Cary Grant as Roger Thornhill

North by Northwest Movie Poster

“In the world of advertising, there’s no such thing as a lie. There’s only expedient exaggeration.”


When Ernest Lehman set out to pen North by Northwest, he did so with an eye toward crafting “the Hitchcock picture to end all Hitchcock pictures.” Indeed, the resulting film can be seen as the apotheosis of its director’s wrong-man-pursued template, so archetypal that it occasionally borders on self-parody, even if it is so exquisite in execution that in each case its pure entertainment factor easily outweighs the fact of its self-awareness.

Cary Grant, in his fourth and final collaboration with Hitchcock, plays Roger O. Thornhill, a twice-married, twice-divorced advertising executive who finds himself caught up in a web of international intrigue when he is mistaken for a government spy. He’s kidnapped and interrogated by an archvillain named Vandamm (James Mason), but when he denies his alias—because, of course, he is not the spy—he is nearly killed, then arrested for drunk driving and grand theft auto, then framed for the murder of a high-ranking diplomat at the U.N. General Assembly building.

And just like that, he’s a fugitive on the run, discreetly traveling across America in the frantic pursuit of justice. Aided by a femme fatale (Eva Marie Saint) who first hides him from the authorities and then seduces him over dinner on a train, Thornhill’s adventures take him from the hustle and bustle of New York City to an art auction in Chicago, from the dangerous cropfields of rural Indiana to the carved visages of Mount Rushmore, all the while pursued by the police, the CIA, and Vandamm’s henchmen.

Cary Grant as Roger O. Thornhill

It’s similar in scenario to Hitchcock’s Rear Window—with a civilian gathering criminal evidence to support the truth of his own claim—but opposite in its use of locations: where the earlier film is essentially confined to the courtyard and adjacent apartments, North by Northwest spans across the country (at least in theory; much of it was filmed on sets). While I prefer the intricacies of the intimate setting, the large-scale set pieces here are quite invigorating.

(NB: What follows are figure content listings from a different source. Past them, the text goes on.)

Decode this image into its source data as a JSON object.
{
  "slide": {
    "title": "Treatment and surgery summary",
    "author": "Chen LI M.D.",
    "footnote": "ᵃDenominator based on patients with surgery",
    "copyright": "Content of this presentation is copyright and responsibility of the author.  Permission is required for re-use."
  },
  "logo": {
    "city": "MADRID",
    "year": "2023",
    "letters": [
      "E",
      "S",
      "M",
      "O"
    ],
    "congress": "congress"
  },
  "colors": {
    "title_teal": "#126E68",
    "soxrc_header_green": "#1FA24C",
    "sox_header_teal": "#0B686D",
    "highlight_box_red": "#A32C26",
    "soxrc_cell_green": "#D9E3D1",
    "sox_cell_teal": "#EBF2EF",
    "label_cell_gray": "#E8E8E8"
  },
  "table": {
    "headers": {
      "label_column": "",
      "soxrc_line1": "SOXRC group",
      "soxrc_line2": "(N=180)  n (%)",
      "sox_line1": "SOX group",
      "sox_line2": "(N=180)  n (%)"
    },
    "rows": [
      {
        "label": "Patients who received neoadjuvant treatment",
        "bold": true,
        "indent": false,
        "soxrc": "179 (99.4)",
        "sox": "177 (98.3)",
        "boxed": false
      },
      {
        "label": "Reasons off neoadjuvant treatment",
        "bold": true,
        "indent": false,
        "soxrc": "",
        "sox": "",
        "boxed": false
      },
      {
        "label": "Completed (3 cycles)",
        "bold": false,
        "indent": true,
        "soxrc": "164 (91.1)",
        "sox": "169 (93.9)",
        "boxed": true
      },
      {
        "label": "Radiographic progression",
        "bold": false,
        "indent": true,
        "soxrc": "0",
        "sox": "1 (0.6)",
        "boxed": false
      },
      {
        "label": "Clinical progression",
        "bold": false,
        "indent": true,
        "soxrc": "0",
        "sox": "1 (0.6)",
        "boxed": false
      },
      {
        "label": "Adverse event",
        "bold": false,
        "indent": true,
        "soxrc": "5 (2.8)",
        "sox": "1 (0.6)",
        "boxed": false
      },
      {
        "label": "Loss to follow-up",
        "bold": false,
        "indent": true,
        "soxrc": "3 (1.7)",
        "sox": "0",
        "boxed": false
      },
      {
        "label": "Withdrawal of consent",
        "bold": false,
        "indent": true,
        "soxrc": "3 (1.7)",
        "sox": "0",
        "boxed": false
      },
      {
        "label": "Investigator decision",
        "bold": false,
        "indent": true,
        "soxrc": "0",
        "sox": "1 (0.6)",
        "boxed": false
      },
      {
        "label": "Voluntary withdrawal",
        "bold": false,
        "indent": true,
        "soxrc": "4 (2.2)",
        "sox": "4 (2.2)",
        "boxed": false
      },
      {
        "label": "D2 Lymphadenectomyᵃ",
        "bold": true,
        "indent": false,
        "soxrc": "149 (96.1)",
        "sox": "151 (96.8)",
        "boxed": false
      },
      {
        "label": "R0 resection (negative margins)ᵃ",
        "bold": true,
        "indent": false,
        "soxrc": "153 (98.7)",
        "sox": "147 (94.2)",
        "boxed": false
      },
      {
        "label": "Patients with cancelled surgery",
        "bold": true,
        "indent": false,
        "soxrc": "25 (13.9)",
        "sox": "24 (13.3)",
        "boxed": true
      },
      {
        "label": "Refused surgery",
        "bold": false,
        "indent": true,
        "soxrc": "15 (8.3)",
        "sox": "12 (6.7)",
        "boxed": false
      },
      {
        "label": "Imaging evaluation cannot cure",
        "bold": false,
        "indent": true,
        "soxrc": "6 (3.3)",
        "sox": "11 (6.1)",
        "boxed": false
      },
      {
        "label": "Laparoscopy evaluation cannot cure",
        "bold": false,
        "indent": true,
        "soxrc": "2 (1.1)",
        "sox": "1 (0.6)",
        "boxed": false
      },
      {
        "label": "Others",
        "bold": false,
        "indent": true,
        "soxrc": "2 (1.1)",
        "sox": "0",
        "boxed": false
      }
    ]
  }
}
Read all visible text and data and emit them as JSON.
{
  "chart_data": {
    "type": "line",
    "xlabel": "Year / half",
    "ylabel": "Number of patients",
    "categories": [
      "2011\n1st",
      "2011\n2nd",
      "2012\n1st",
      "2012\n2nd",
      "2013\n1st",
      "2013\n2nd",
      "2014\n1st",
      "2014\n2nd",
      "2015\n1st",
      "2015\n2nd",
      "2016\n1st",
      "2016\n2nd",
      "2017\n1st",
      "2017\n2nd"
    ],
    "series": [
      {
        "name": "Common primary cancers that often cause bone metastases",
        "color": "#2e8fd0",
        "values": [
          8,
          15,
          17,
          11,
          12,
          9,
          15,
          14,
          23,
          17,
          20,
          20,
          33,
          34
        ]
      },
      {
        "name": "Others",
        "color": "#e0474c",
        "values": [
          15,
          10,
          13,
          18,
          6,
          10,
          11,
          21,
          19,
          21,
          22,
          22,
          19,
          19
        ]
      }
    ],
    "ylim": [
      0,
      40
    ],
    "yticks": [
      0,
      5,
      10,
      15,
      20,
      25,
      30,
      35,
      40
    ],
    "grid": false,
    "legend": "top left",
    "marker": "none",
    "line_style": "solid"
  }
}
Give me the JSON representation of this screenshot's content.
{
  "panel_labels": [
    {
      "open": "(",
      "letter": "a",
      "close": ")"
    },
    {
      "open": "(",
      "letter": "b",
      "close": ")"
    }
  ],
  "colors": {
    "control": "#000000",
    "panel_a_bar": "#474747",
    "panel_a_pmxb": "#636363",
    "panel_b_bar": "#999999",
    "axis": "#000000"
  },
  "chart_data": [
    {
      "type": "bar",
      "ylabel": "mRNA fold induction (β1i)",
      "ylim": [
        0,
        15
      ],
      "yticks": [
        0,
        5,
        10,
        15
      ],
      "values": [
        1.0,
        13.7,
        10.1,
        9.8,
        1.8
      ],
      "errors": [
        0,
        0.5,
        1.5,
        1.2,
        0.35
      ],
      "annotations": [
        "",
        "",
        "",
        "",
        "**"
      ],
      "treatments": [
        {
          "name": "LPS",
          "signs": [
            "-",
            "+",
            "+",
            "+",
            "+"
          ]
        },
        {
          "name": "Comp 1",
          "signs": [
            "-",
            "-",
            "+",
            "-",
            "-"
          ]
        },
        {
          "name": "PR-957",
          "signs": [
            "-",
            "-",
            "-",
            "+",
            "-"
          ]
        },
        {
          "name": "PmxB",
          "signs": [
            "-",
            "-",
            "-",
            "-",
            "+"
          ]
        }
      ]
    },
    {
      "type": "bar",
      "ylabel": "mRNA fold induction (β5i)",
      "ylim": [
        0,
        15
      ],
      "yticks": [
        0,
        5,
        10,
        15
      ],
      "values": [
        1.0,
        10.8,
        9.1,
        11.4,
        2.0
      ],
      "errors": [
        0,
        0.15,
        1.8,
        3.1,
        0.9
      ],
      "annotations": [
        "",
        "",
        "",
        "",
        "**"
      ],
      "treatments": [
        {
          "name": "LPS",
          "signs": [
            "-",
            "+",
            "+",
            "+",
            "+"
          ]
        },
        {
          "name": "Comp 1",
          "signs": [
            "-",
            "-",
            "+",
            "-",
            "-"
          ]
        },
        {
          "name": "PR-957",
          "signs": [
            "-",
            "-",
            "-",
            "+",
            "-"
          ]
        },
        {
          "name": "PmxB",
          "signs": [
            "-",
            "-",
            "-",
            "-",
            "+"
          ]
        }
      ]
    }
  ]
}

As Thornhill goes to increasingly drastic lengths to clear his name—bluffing his way into the hotel room of the spy, escaping a fighter plane equipped with machine guns, stealing a truck, secreting himself aboard a train, infiltrating Vandamm’s hideout, working with a government handler (Leo G. Carroll), tangling with menacing goons (Martin Landau)—he more or less becomes the agent that Vandamm initially mistook him for. Though he begins the film as nothing more than a smooth-talking businessman, he ends the film as a proto–James Bond figure in cinema. (Ian Fleming had written a half dozen Bond novels at the time, but Dr. No was still a few years away. After North by Northwest, Grant became the first choice to play the character.)

Cary Grant and Eva Marie Saint in North by Northwest

The screenplay spirals delightfully, upping the ante on Thornhill’s predicament again and again, throwing a magnificently distilled MacGuffin into the mix, building tension while sprinkling in enough hints to keep the viewer fully engaged rather than just waiting for the next reveal. The incongruous plot requires a massive suspension of disbelief, which we’re willing to grant because of the bravado sequences and magnetic performances. It also helps that Grant plays Roger Thornhill as perpetually amused by the outlandish developments.

Unlike many of Hitchcock’s other well-regarded thrillers, there’s a sense of playfulness to North by Northwest due in large part to Grant’s game participation. The darkness that tinges Vertigo and Rear Window is replaced with comical asides, facetious banter, a goofy mother-son dynamic (Jessie Royce Landis, who plays Thornbill’s mocking mother, was only a few years older than Grant), a fine bit of drunken acting, and a wonderful capstone of visual innuendo to close things out. Deeper themes emerge if you want to look for them, but they’re all subsumed into the film’s commitment to popular entertainment of the highest order.